LA ENFURECIDA MULTITUD alcanza el avión del Almirante.
—¡A por él! ¡A por él! ¡Afuera con él!
Suben por la escalerilla de metal. La puerta está abierta, pero tan solo una rendija. Risa observa aquella marea tumultuosa, aquel maremoto humano que se abalanza contra ella.
—¡Tiene a una chica con él!
El primero de todos llega a lo alto de la escalerilla y, al empujar la puerta y abrirla, se topa con Risa y con un tremendo puñetazo en plena mandíbula. Eso le hace caer de lado, y al suelo, pero detrás de él llegan otros.

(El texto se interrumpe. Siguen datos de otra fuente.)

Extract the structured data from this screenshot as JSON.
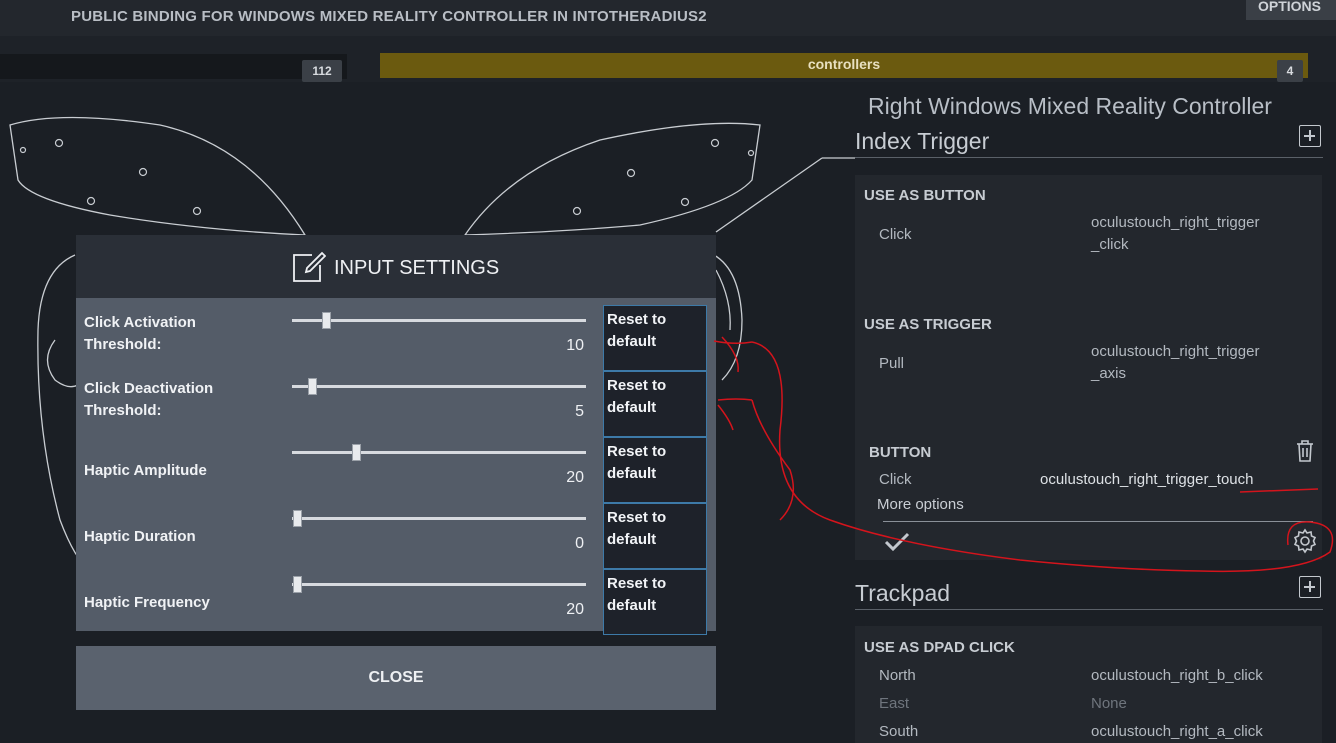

—¡No le permitáis cerrar la puerta!
El segundo chico se encuentra una nube disparada directo a los ojos por un aerosol de antiséptico. El dolor que le produce es atroz. Se tambalea hacia atrás y cae sobre los que suben la escalerilla tras él. Y todos se desploman como piezas de dominó. Risa agarra la puerta y la cierra por dentro.
Ahora los chicos se suben a las alas del avión, agarran cualquier trozo de metal que parezca arrancable, y lo arrancan. Es sorprendente cuántos trozos de un avión pueden ser estropeados con las manos desnudas, sin otra herramienta que la rabia.
—¡Romped las ventanillas! ¡Vamos a sacarlos de ahí!
Los chicos del suelo arrojan piedras que golpean a sus compañeros con la misma frecuencia con la que consiguen dar en el avión. Desde dentro, suena como si cayera granizo. El Almirante palidece al ver lo que ocurre fuera. El corazón empieza a latirle a toda velocidad. Le duelen el brazo y el hombro.
—¿Cómo ha podido suceder esto? ¿Cómo he podido dejar que las cosas lleguen a este punto?
Un aluvión de piedras aporrea el fuselaje, pero ninguna consigue romper el acero blindado ni agrietar los cristales a prueba de balas del antiguo avión presidencial. Sin embargo, alguien arranca el cable que conecta el avión al generador eléctrico. Se van las luces, el aparato de aire acondicionado deja de funcionar, y el avión en su totalidad va adquiriendo rápidamente temperatura bajo aquel sol achicharrante.